Jason Thompson, 6-11, Senior, Center, Rider
19.6 points, 12 rebounds, 3.1 assists, 3.4 turnovers, 3.5 blocks, 52% FG, 54% FT, 2-6 3Ps

Jonathan Givony

Having shown a good deal of progress over the summer, as well as possibly even having grown an inch, Jason Thompson has done a solid job early on in his senior season acclimating himself with any NBA scouts that were still not familiar with him. Standing somewhere 6-11, with an excellent body and frame, it’s not hard to tell why he would be drawing attention on first glance. Thompson also had some nice showings against pretty legit competition to start off the year as well, highlighted by a 24 point, 15 rebound effort against N.C. State, and a 24 point, 17 rebound game against Kansas State.

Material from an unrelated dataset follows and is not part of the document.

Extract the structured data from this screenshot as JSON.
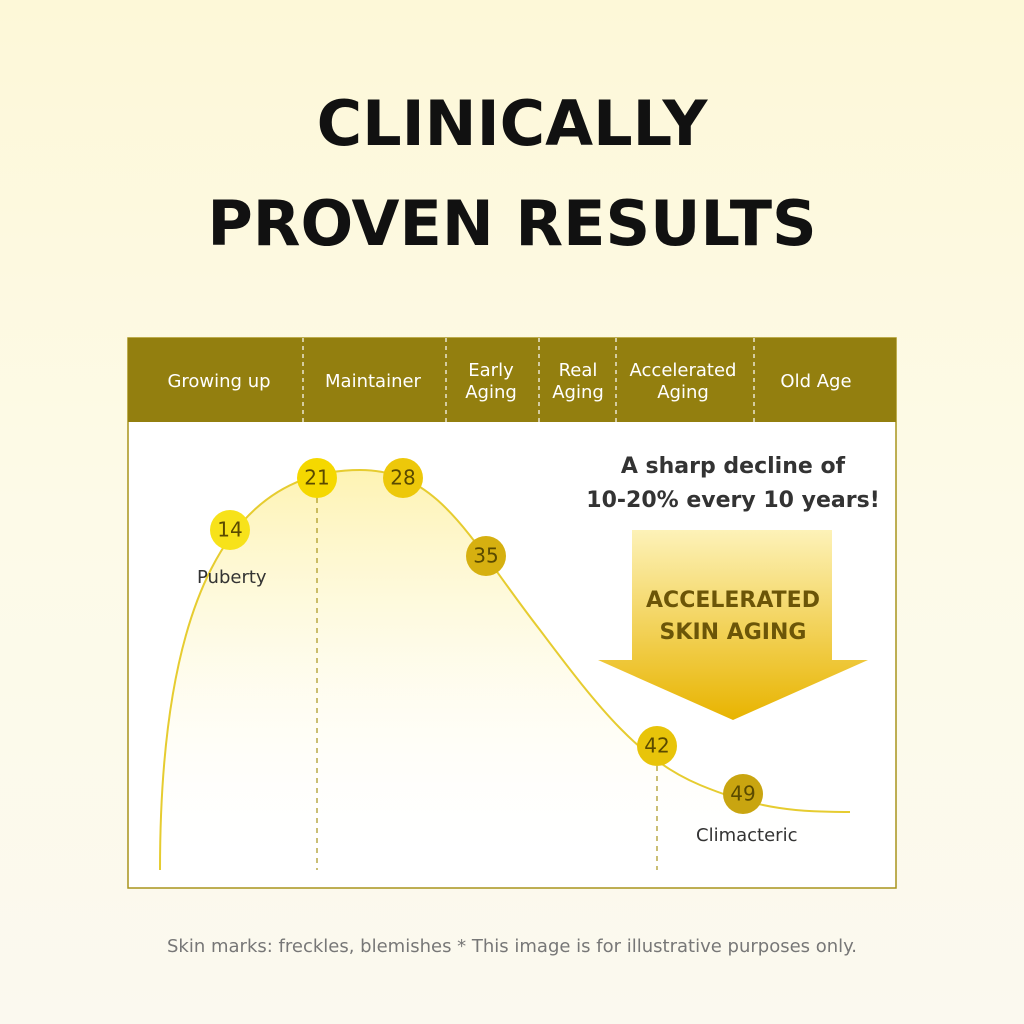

It was in those games that Thompson continued to show off his bread and butter of what has made him such a productive college player—his back to the basket game. Thompson has a couple of nice moves he can utilize in the post, including spin moves, turnaround jumpers, and a solid jump-hook shot with his right hand. But he also has fairly average footwork, avoids going to his left hand for the most part (and shows poor touch when he does), and doesn’t always fully square himself in fundamental fashion when rushed, which can lead to some awkward, wild shots that he just seems to heave up at the rim. For the most part, though, Thompson is a pretty imposing target in the paint at the collegiate level.

We knew all that for the most part last year already, though. The biggest progression Thompson seems to have made lately seems to be in his ability to create shots for himself, making him both much more dangerous offensively at this level, as well as significantly more intriguing for the next level. Thompson can put the ball on the floor fairly well with either hand, sometimes in impressive fashion, either to go the basket and finish with a layup or floater, or even pull up off the dribble from mid-range, in not-so-fluid fashion. He will also knock down an occasional jump-shot, maybe even a 3-pointer at times, which is not something you typically expect from a guy this size who looks like a clear cut inside player. It’s not the prettiest shot in the world, with an inconsistent release point coming from above his head, but it goes in at a decent clip and shows some potential.

Defensively, Thompson can make his presence felt thanks to his combination of height, length, and strength. He lacks the vertical explosiveness to be an outstanding shot-blocking presence, but his timing and activity mean he can be productive at times in this facet. Not the most fluid player in the world, his hips are definitely on the stiff side. When forced to step out on the perimeter and hedge a screen or challenge a jump-shot, Thompson’s average lateral quickness gets exposed somewhat, but his toughness and aggressiveness allow him to rotate over to draw an occasional charge. These same attributes make him a very good rebounder at the collegiate level, even if more athletic players can outquick him at times, although this doesn’t happen all that often.

The biggest hurdles Thompson faces as far as establishing himself as a top center prospect in this draft revolve around his average athleticism and the fact that he does not seem to know his limitations. He doesn’t really have a conscious on the offensive end, trying to execute moves that are well out of his repertoire, and thus throwing up really bad shots, often airballs. At times he’ll look absolutely terrific, while in others he’ll look extremely average—there really doesn’t seem to be any consistency or middle-point to his game at this juncture. The fact that he bobbles so many balls in the post make you wonder sometimes just good his hands are.

Thompson looks like a bit of a cross between Nazr Mohammed and Jason Collins (probably a less effective version defensively), two fairly useful NBA players who get minutes even though their games aren’t the prettiest. At this point, Thompson looks like a backup center for the next level, but even those end up being drafted in the first round sometimes. We’ll have to see how good of a season his team and him can have, and how he fares at places like Portsmouth and the pre-draft camp.